Georgi Gospodinov’s The Physics of Sorrow was recently short-listed for the Best Translated Book Award, but the first of his novels to appear in English was Natural Novel over ten years ago in 2005 (translated by Zornitsa Hristova), having originally appeared in Bulgaria in 1999. Reading reviews of The Physics of Sorrow only reminded me what a strange and unsettling novel Natural Novel had been, and the suggestion by Mytwostotinki that June be Bulgarian Literature Month seemed the perfect excuse to dig it out and read it again.
The novel is a series of fifty short chapters which occasionally coincide in terms of plot or topic. An Editor’s note (presented as the third chapter rather than an introduction) explains that the ‘novel’ was found in a notebook “stashed in a self-made envelope” addressed to the editor:
“A certain man was trying to talk about his failed marriage and the novel (I don’t know why exactly I decided it was a novel) was based on the impossibility of relating this failure. In fact the novel itself could hardly be summarised.”
The writer is called Georgi Gospodiniv – and so is the editor. When the editor finds the writer he is homeless, having saved only an old wicker chair from his previous existence (we later hear the story of the chair’s purchase). By the time the editor has arrange for the novel’s publication he has lost track of the writer:
“I told myself maybe it all turned out okay. The man pulled himself together, maybe the publication in my newspaper got him out of his chair and off to work somewhere, maybe he even started writing again… Finally I took out the publishing contact and did the last thing I could do for my namesake. I signed it.”
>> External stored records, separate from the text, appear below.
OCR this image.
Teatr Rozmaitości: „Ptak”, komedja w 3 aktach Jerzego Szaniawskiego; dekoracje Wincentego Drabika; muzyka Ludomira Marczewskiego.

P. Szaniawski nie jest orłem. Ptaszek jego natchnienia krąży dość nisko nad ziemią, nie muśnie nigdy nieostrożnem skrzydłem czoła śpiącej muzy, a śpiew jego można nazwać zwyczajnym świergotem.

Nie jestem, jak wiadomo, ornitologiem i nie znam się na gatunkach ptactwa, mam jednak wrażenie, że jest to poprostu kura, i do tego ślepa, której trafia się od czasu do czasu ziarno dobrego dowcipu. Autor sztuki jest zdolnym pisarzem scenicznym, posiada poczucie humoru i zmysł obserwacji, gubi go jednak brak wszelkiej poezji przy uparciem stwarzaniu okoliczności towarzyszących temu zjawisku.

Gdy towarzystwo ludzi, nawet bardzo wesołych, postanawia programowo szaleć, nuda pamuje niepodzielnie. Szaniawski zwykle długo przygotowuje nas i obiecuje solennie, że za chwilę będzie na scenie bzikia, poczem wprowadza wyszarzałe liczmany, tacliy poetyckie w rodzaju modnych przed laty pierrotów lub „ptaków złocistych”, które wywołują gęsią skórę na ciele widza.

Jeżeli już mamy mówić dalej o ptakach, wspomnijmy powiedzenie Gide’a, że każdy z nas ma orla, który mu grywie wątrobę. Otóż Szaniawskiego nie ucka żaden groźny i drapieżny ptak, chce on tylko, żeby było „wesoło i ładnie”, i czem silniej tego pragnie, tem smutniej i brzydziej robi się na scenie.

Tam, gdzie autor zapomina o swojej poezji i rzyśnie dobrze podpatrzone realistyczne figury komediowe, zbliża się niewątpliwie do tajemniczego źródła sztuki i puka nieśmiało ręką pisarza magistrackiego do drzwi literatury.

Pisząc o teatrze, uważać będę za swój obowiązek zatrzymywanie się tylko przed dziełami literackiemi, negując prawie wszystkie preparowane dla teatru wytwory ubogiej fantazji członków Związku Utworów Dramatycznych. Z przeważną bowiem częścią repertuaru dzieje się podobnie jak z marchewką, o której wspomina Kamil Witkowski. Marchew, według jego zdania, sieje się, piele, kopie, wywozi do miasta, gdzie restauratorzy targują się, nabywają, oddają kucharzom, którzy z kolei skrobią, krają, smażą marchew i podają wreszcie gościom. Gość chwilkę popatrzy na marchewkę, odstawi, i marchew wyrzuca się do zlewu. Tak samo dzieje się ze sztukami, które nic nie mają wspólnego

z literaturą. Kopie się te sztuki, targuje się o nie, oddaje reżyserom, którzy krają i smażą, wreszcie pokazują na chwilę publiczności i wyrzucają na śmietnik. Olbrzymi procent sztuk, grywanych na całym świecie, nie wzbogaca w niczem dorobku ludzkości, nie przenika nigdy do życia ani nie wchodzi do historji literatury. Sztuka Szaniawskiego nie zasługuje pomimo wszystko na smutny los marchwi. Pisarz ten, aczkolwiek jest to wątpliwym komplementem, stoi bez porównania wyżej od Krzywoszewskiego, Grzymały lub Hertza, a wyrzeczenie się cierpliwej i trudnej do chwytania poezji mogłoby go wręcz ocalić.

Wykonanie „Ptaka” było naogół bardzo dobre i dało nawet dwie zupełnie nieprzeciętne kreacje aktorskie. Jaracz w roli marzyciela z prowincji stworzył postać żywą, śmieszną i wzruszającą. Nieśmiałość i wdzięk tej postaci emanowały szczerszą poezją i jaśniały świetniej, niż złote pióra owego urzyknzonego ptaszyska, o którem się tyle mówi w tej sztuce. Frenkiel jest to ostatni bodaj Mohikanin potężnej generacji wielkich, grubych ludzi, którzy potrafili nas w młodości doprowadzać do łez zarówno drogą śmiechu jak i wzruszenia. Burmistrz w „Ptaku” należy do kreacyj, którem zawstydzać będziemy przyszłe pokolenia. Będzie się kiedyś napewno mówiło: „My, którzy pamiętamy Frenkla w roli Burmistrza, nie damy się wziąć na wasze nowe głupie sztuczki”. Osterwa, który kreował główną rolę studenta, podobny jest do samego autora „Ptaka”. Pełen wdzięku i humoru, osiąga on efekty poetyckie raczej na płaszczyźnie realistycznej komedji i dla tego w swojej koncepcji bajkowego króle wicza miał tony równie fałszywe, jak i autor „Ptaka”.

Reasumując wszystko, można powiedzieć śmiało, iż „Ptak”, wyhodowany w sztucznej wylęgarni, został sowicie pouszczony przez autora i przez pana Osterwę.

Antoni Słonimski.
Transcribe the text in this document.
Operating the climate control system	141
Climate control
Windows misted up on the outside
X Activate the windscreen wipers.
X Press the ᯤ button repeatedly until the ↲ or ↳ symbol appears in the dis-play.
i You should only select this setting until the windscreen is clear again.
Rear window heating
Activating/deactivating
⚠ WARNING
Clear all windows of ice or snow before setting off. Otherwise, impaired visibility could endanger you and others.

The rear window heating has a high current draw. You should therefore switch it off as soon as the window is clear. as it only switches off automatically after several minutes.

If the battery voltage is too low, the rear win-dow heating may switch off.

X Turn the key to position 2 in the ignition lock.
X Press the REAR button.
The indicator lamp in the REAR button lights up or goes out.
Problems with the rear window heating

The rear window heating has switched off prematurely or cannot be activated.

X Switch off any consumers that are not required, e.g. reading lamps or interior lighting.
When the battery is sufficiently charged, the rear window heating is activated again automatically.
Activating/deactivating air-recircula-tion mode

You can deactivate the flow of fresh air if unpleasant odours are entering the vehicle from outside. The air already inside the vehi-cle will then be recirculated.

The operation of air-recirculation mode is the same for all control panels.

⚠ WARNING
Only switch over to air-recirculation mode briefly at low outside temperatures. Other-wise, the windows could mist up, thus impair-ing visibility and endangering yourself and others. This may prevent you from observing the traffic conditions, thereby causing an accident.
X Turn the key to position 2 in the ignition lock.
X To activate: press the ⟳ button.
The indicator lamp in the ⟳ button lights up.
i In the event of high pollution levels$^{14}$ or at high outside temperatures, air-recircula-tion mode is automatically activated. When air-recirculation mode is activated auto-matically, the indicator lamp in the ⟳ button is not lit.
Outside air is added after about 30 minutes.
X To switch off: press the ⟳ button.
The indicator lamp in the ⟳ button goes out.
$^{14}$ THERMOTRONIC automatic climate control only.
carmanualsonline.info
The rest of the novel, we assume, is made up of the contents of the notebooks. Some chapters tell the story of the narrator’s wife leaving him, having fallen pregnant to another man (echoing the confused ‘parentage’ of the novel). In other chapters he ruminates on the kind of novel he would like to write, if, indeed, a novel can be written anymore:
“How can a novel even be possible these days when we no longer have a sense of the tragic? How can even the idea of a novel be possible when the sublime is gone and all we have is everyday life?”
A natural novel is one which coalesces naturally from its beginnings – at one point Gospodinov uses the beginnings of other famous novels as his starting point for this process. However, Gospodinov is not only using the word ‘natural’ in the sense of growing naturally, but also in reference to natural functions, hence a scattered selection of chapters on the toilet ( I was pleased to see that Trainspotting got as mention), which leads later to a natural history of flies, which in turn returns us to the novel:
“The fragmentation used by some novelists as a literary device is in fact borrowed from the fly’s eyes.”
Gospodinov has a lively intelligence and a restless imagination. When his apartment is broken into, he immediately creates a story of a woman who refuses to allow burglars to take her television as she is watching a soap. Other short stories appear throughout, and at one point another narrative, Notes of a Naturalist, is inserted. He also has a sharp sense of humour: a series of chapters entitled A List of Pleasures in the 19—s ends in the 1980s with, “I can’t remember any pleasures.”
However, overall, the novel never seemed in danger of becoming more than the sum of its parts, or indeed, the sum of its parts. It lack the cumulative power of, for example, David Markson’s This is Not a Novel. Despite the recurrent divorce proceedings, the reader’s emotional investment is slim, and though there are flashes of humour, wry smiles rather than tearful laughter is more likely: I would certainly dispute the claim displayed on the back cover that it is “insanely funny and moving.” On the other hand, it demonstrates a writer prepared to take risks, and for every chapter which misfires there is another where every word hits the mark.